Catecholaminergic Polymorphic Ventricular Tachycardia (CPVT) has a poor prognosis, with approximately 40% of patients dying within 10 years of diagnosis. There is an urgent need for improved treatment for the children and young adults that are predominantly affected by this disease. Currently, the most common treatment is the use of beta-blockers. However, they can be ineffective during high sympathetic activity, when delayed after depolarizations and sudden cardiac death can occur. Therefore, improved treatments that account for the dynamics of the sympathetic nervous system are needed.
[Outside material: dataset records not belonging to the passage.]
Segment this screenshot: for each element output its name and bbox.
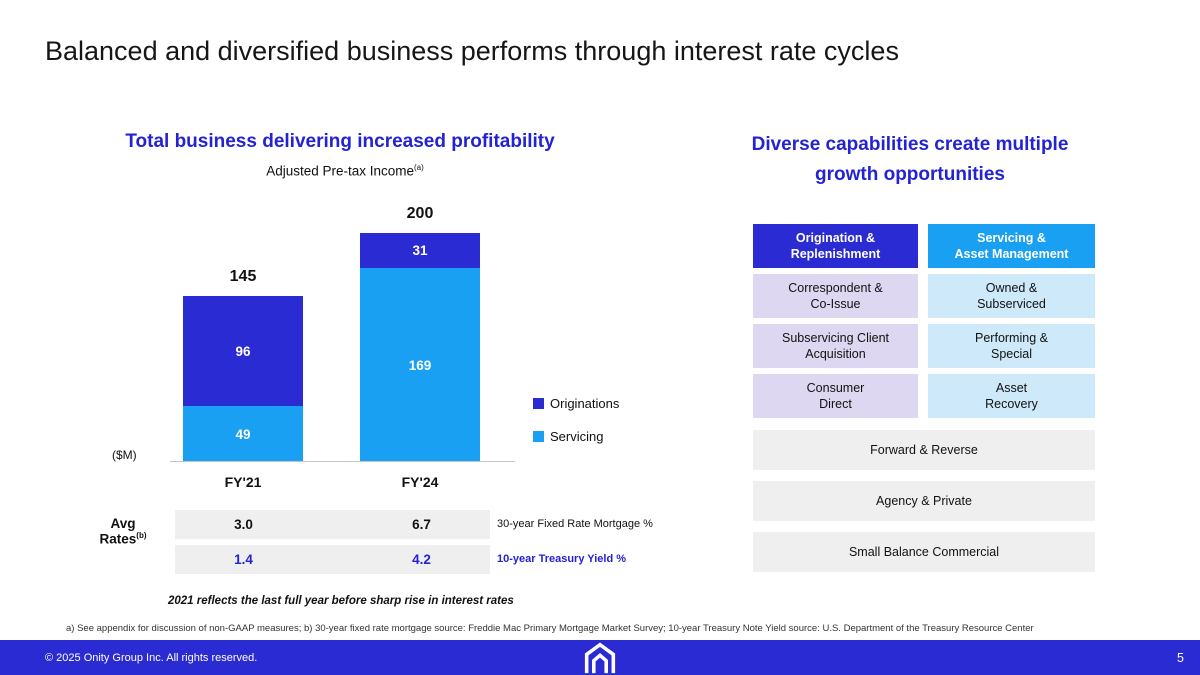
footnote-marker-b: (b) (136, 531, 147, 540)
rate-row-label-treasury: 10-year Treasury Yield % (497, 553, 627, 565)
capability-performing-special: Performing & Special (928, 324, 1095, 368)
legend-item-originations: Originations (533, 396, 619, 411)
avg-rates-text: Avg Rates (99, 516, 137, 547)
bar-segment-originations: 96 (183, 296, 303, 406)
rate-row-mortgage: 3.0 6.7 (175, 510, 490, 539)
bar-total-label: 200 (406, 205, 434, 222)
onity-logo-icon (584, 641, 616, 673)
bar-fy21: 145 96 49 FY'21 (183, 268, 303, 490)
legend-label: Servicing (550, 429, 604, 444)
capabilities-table: Origination & Replenishment Servicing & … (753, 224, 1095, 583)
shared-capability-forward-reverse: Forward & Reverse (753, 430, 1095, 470)
chart-subtitle-text: Adjusted Pre-tax Income (266, 163, 415, 179)
column-header-origination-replenishment: Origination & Replenishment (753, 224, 918, 268)
shared-capability-agency-private: Agency & Private (753, 481, 1095, 521)
copyright-text: © 2025 Onity Group Inc. All rights reser… (45, 651, 258, 664)
avg-rates-label: Avg Rates(b) (84, 516, 162, 547)
capability-correspondent-co-issue: Correspondent & Co-Issue (753, 274, 918, 318)
x-axis-label: FY'24 (401, 474, 439, 490)
rate-row-treasury: 1.4 4.2 (175, 545, 490, 574)
chart-unit-label: ($M) (112, 448, 137, 462)
capability-subservicing-client-acquisition: Subservicing Client Acquisition (753, 324, 918, 368)
chart-note: 2021 reflects the last full year before … (168, 595, 514, 607)
footnote-marker-a: (a) (414, 163, 424, 172)
bar-segment-servicing: 49 (183, 406, 303, 462)
bar-total-label: 145 (229, 268, 257, 285)
stacked-bar-chart: 145 96 49 FY'21 200 31 169 FY'24 (170, 200, 515, 490)
slide-footnote: a) See appendix for discussion of non-GA… (66, 623, 1034, 634)
chart-legend: Originations Servicing (533, 396, 619, 444)
rate-row-label-mortgage: 30-year Fixed Rate Mortgage % (497, 518, 653, 530)
x-axis-line (170, 461, 515, 462)
mortgage-rate-fy24: 6.7 (412, 517, 431, 532)
shared-capabilities: Forward & Reverse Agency & Private Small… (753, 430, 1095, 572)
page-number: 5 (1177, 650, 1184, 665)
mortgage-rate-fy21: 3.0 (234, 517, 253, 532)
capability-owned-subserviced: Owned & Subserviced (928, 274, 1095, 318)
treasury-yield-fy24: 4.2 (412, 552, 431, 567)
slide-title: Balanced and diversified business perfor… (45, 36, 899, 66)
capability-asset-recovery: Asset Recovery (928, 374, 1095, 418)
capability-consumer-direct: Consumer Direct (753, 374, 918, 418)
x-axis-label: FY'21 (224, 474, 262, 490)
legend-label: Originations (550, 396, 620, 411)
legend-swatch (533, 398, 544, 409)
shared-capability-small-balance-commercial: Small Balance Commercial (753, 532, 1095, 572)
treasury-yield-fy21: 1.4 (234, 552, 253, 567)
bar-segment-servicing: 169 (360, 268, 480, 462)
chart-subtitle: Adjusted Pre-tax Income(a) (175, 163, 515, 179)
bar-segment-originations: 31 (360, 233, 480, 268)
legend-item-servicing: Servicing (533, 429, 619, 444)
right-section-heading: Diverse capabilities create multiple gro… (751, 134, 1069, 185)
column-header-servicing-asset-management: Servicing & Asset Management (928, 224, 1095, 268)
left-section-heading: Total business delivering increased prof… (125, 131, 555, 152)
legend-swatch (533, 431, 544, 442)
bar-fy24: 200 31 169 FY'24 (360, 205, 480, 490)
capabilities-grid: Origination & Replenishment Servicing & … (753, 224, 1095, 418)
slide-footer: © 2025 Onity Group Inc. All rights reser… (0, 640, 1200, 675)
We have developed a computational model of the postganglionic sympathetic neuron that can simulate drug effects, allowing extremely high efficiency analysis of potential drug treatments that can then be further investigated experimentally. This computational model was calibrated to patch-clamp data from human induced pluripotent stem cells (iPSCs) that were differentiated from CPVT patient cells. Therefore, the calibrated model replicates the CPVT patient phenotype. Bayesian calibration techniques were used to provide uncertainties in the prediction response that account for experimental error, model error, and calibration uncertainty.

We validated the simulated response to changes in extracellular concentrations, different input current, and potassium channel up-regulators to demonstrate the accurate response to drug effects. We accurately predicted firing frequency, resting membrane potential, and peak membrane potential for all experiments. This demonstrates that the model can be used for investigating drug effects, and once coupled with cardiac electrophysiology models has the potential to be used for in-silico trials that account for sympathetic activity.

The model predicts norepinephrine release at the neuro-cardiac junction and, in future work, will be coupled to cardiomyocyte models for predicting cardiac electrophysiological response. This sympathetic neuron model forms the foundation for a coupled sympathetic neuron – cardiac electrophysiology model that will be used to predict the response to CPVT treatments.